Thursday, 15 August 2013
Why Your Brand Needs to Be on Facebook Now
Facebook is dominating the web in unparalleled ways. Yet, even as the social network has steadily grown over its short but remarkable history, many brands have remained on the sidelines of the social media revolution.
Facebook was the most visited site on the web for the week ending on March 13, 2010, surpassing even Google in week-long stats for the first time in history, according to Hitwise. The shift in user habits and audience targeting is palpable and it provides marketers, brand managers, issue advocates, and political campaigns today with an age old choice: Adapt and change or face irrelevance and extinction.

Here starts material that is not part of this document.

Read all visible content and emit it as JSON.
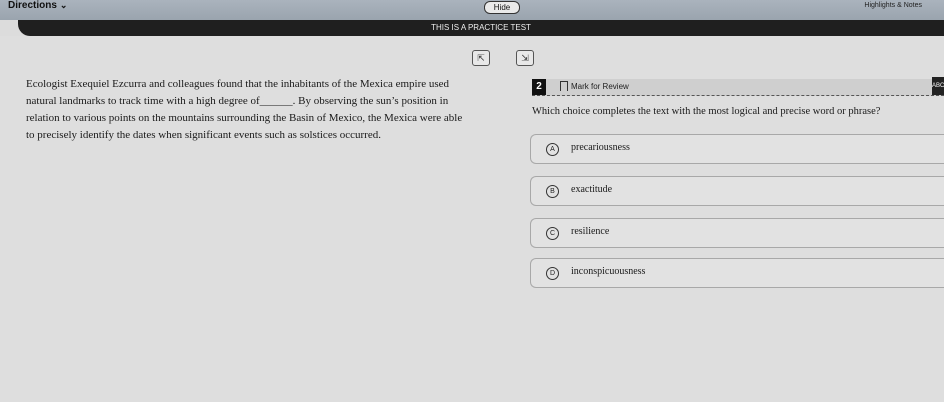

In many ways, the fundamental decision facing those looking to compete in the next decade of social media dominance is reminiscent of Dr. Spencer Johnson’s bestselling business tale Who Moved My Cheese? It’s the story of two mice named Sniff and Scurry and two “littlepeople” named Hem and Haw who find themselves facing this same predicament.
As the fable unfolds, the book’s four main characters arrive in their maze one day to find that their once abundant cheese supply has disappeared. Sniff and Scurry knew this day was coming. They recognized that their cheese supply was dwindling and set out to find a new source.
Hem and Haw, on the other hand, hadn’t noticed that their cheese was running out. Rather than adapt, they retreated into the all-too-human reactions of fear, denial, and disbelief as they hopelessly waited for the change to prove passing.
For those who have not read this late-90s change agent bible, I won’t spoil the ending. The moral of the story however is clear: Change happens. To survive it, you must anticipate it; and to be successful, you must embrace it.
In the modern day maze that is the digital and social media realm, these lessons were again on display as the online community debated the value of the new Facebook user statistics this past week.
Viewed simply, the cheese moved again this month –- and just as intelligent companies adapted their marketing and communications models for the advent of Google over the last decade, Facebook’s dominance has forced another “change or become extinct” moment. To thrive in a rapidly changing marketplace, corporate communicators must understand that the shift now underway is just as powerful as the one that transformed Google into the modern Yellow Pages and turned a Silicon Valley start-up into a $200 billion everyday necessity.
Unfortunately, most of today’s C-Suite decision makers lack the foresight of Dr. Johnson’s furry friends Sniff and Scurry. Far too many executives still see Facebook as a vast, uncontrollable outpost for college slackers –- one better equipped for picture sharing and random life updates than corporate reputation management, crisis response, and brand bulletproofing.
But the numbers don’t lie. Almost half-a-billion users each spend an average of nearly 6 hours per month on the site –- inhabiting networks that are largely free of corporate messaging, spam, and expensive advertising. This ought to make at least a few corporate titans rethink that next $1 million Super Bowl ad buy (even if Google did buy its first in 2010).
Facebook users are openly sharing their life’s passions, personal interests, and their affinity –- or lack thereof –- for corporate brands, political candidates, and the key public policy stances. In effect, they are openly sharing every bit of marketing data a 21st century company covets.
For those still wary of change but now ready to dip their toe into the waters and begin to understand and benefit from the power of social, there are three free and relatively painless steps to begin the journey through the social media maze:
First, evaluate your current advertising efforts and identify how they can best be tailored to Facebook. Consider allocating 10% of your current Google AdWords or online advertising budget to a 90-day trial run on Facebook. Be sure to develop clear benchmarks for success, and remember, unlike Google AdWords, Facebook ads rely on both keywords and a variety of demographic information –- information you no doubt have already identified as key indicators of your target audience(s). You can now put this information to use to further micro-target your advertising buy, narrow the net you are throwing in the online marketplace, and increase the return on your investment.
Second, conduct a survey of your employees to see who is already on Facebook and thus, who may be your company’s most social media-savvy employees. You may find that your workplace is brimming with talent just waiting to be unleashed. For now, these future brand ambassadors may be ideal candidates to develop your Facebook presence and initial advertising program.
Finally — and this may seem obvious — become a face on Facebook yourself. Become familiar with the site, its features and the value hundreds of millions of people find in the world’s most populous online community. It may ultimately not be for you personally, but as with almost every new platform, the best way to understand its value is to give it a try yourself.For those still looking for meaning in the numbers released earlier this month, the message is clear: Not only has the cheese moved again, the entire creamery has up and relocated. It won’t be coming back. And no manner of hemming and hawing is going to change that fact.